Partner to Decide
⌛ ~3 min read
Project Info
Role: Lead UX Designer
Timeline: 3 months for research and design
Launched: 2023
Team Structure: 1 UX Researcher, 1 Visual Designer, 1 Project Manager
Impact
Secured White House Blueprint funding
Adopted in 2024 by Boston Medical Center, Minnesota Community Care, and the UC San Diego Health System
Our team walked in thinking we were digitizing a paper-based decision aid. What I ended up designing is a decision-making experience driven by emotions and grounded in credible medical facts.
The Briefing vs. The Reality
At first, the project sounded straightforward. The paper-based decision aid, developed and tested by Boston Medical Center and two community health centers, had already proven effective in supporting expectant parents.
But as we dug deeper through interviews with founders, expectant parents, and labor & delivery nurses, a different picture emerged.
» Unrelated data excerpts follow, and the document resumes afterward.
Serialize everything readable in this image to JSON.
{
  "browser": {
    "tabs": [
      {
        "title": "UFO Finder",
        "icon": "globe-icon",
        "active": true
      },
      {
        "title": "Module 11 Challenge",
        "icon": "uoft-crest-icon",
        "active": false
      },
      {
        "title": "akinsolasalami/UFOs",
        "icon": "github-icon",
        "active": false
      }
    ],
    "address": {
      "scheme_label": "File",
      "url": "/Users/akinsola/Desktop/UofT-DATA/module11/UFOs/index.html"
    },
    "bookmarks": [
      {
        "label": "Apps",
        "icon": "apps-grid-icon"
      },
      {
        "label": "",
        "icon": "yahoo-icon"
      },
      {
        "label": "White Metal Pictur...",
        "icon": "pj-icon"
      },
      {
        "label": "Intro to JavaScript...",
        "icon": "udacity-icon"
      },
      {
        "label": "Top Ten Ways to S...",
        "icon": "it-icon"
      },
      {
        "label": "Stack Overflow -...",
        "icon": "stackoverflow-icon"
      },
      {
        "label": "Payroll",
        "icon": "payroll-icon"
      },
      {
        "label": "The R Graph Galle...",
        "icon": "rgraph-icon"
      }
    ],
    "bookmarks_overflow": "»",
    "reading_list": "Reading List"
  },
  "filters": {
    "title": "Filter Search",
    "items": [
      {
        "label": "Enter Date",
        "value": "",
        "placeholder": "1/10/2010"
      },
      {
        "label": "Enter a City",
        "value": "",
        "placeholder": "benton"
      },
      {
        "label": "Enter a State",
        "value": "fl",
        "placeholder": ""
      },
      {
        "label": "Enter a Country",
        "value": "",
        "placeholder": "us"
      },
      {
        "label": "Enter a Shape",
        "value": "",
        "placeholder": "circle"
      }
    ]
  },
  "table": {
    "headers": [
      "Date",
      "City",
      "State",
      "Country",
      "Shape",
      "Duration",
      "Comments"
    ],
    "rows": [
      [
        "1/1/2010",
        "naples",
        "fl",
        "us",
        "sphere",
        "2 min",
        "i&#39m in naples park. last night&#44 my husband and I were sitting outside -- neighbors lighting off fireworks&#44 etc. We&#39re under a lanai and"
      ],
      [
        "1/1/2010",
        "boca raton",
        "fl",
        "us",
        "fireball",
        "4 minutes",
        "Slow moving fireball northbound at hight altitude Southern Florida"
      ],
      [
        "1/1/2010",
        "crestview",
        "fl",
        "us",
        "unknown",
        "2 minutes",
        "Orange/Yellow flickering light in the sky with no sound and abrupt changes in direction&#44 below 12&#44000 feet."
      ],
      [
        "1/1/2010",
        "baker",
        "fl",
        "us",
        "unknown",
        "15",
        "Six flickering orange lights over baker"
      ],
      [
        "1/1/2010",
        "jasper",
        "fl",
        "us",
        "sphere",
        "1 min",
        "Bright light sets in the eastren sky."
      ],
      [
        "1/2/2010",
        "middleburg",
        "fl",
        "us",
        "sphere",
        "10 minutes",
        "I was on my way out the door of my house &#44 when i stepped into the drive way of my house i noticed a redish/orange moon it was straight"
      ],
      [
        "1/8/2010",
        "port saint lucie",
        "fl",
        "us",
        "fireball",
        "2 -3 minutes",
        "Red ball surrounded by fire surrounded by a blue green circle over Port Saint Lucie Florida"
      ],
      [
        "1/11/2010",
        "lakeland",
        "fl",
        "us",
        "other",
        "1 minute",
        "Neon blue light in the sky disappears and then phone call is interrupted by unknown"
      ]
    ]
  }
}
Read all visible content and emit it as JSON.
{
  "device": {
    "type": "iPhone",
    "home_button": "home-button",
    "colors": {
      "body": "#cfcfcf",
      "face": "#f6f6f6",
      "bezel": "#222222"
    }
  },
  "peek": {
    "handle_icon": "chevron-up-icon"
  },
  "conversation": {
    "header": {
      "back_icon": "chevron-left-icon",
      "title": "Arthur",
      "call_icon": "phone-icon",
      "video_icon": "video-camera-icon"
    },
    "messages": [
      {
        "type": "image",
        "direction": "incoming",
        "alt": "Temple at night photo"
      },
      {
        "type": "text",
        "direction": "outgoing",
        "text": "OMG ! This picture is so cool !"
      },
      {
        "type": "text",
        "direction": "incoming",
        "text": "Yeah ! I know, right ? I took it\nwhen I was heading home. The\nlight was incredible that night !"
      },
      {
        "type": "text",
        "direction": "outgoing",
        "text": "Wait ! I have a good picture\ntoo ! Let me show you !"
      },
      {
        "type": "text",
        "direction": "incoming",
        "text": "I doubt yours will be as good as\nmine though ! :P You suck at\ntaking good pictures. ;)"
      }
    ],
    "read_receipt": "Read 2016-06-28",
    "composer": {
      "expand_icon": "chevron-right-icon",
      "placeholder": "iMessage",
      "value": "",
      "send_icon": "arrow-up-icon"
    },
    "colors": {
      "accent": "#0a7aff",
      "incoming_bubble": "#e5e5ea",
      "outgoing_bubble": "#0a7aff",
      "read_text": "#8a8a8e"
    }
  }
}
Expectant parents did not need another digital tool packed with features. What they needed was a guided decision-making experience that met them where they were, both emotionally and cognitively.
Reactions to the concept prototype
Designing for decisions that don’t fit into appointment time
It was just routine, like I was just another patient for the day. He would ask, 'Do you have any questions?' But I felt so rushed that I would say 'No, I don't' and completely forgot the questions.
– Participant 3
Providers often have an average of 15 minutes per visit, much of which is spent educating people about labor induction. That leaves little time for reflection or value-based questions, which are often the most meaningful parts of the conversation.
Instead of trying to fix the appointment itself, I treated the digital experience as a way to extend learning and conversation beyond the visit. From the 12 initial concepts proposed during a co-create workshop, we narrowed down to 3 core experiences that support understanding, reflection, and discussion.
My Choices allows expectant parents to learn key medical facts and labor induction options at their own pace.
My Stuff gives them a place to capture questions as they come up and bring them into appointments.
My Values helps them reflect on personal priorities, such as time in the hospital or level of intervention, that may shape their delivery experience.
Together, these features created a more constructive conversation, ensuring labor induction decisions were better informed early rather than treated as an afterthought.
Clarity first, and details later
Expectant parents need a basic understanding of labor induction before they feel equipped to discuss options. The challenge was presenting complex medical information to people who were already overwhelmed.
To address this, I designed the experience to lead with clarity before depth. Each labor induction option is introduced through a quick overview that includes a brief definition and a small set of key facts. For those who want to learn more, a link below opens a deeper dive.
This approach gives users greater control over how and when they engage with the information.
Emotion drives product success
As uncomfortable as it may seem to product teams, emotions drive decisions, while logic often comes later to justify them. This holds true even for medical decisions and shaped how we approached trust and control throughout the experience.
The decision aid is self-paced, which means a medical professional may not always be present to explain the data. During testing, several participants described the potential risks as “something they weren’t ready to think about yet.”
To respect emotional readiness and informed consent, I placed the potential risk information behind a brief disclaimer that users can choose to reveal later.
After all, information is only helpful when people feel ready to absorb it.
Designing for handoff, not ideal conditions
This project ran on a three-month timeline, with development handled by an external team. To reduce implementation risk, we focused on low-effort patterns and created a fully interactive prototype to clearly communicate user flows and interactions.
Because of the timeline constraints, ongoing design support was out of scope once strategy and design were delivered. Without shared checkpoints or ongoing ownership across design and development, some responsive behaviors and interactive states were interpreted differently during implementation. The core experience held together, but inconsistencies surfaced at the edges.
Looking back, the challenge wasn’t the handoff itself. It was the absence of a delivery framework that supported iteration after handoff. In similar situations, I would advocate for a structured design walkthrough and lean documentation for interaction and responsive behavior to reduce interpretation gaps. Making sure the product holds up when I’m not there to clarify decisions is part of the job.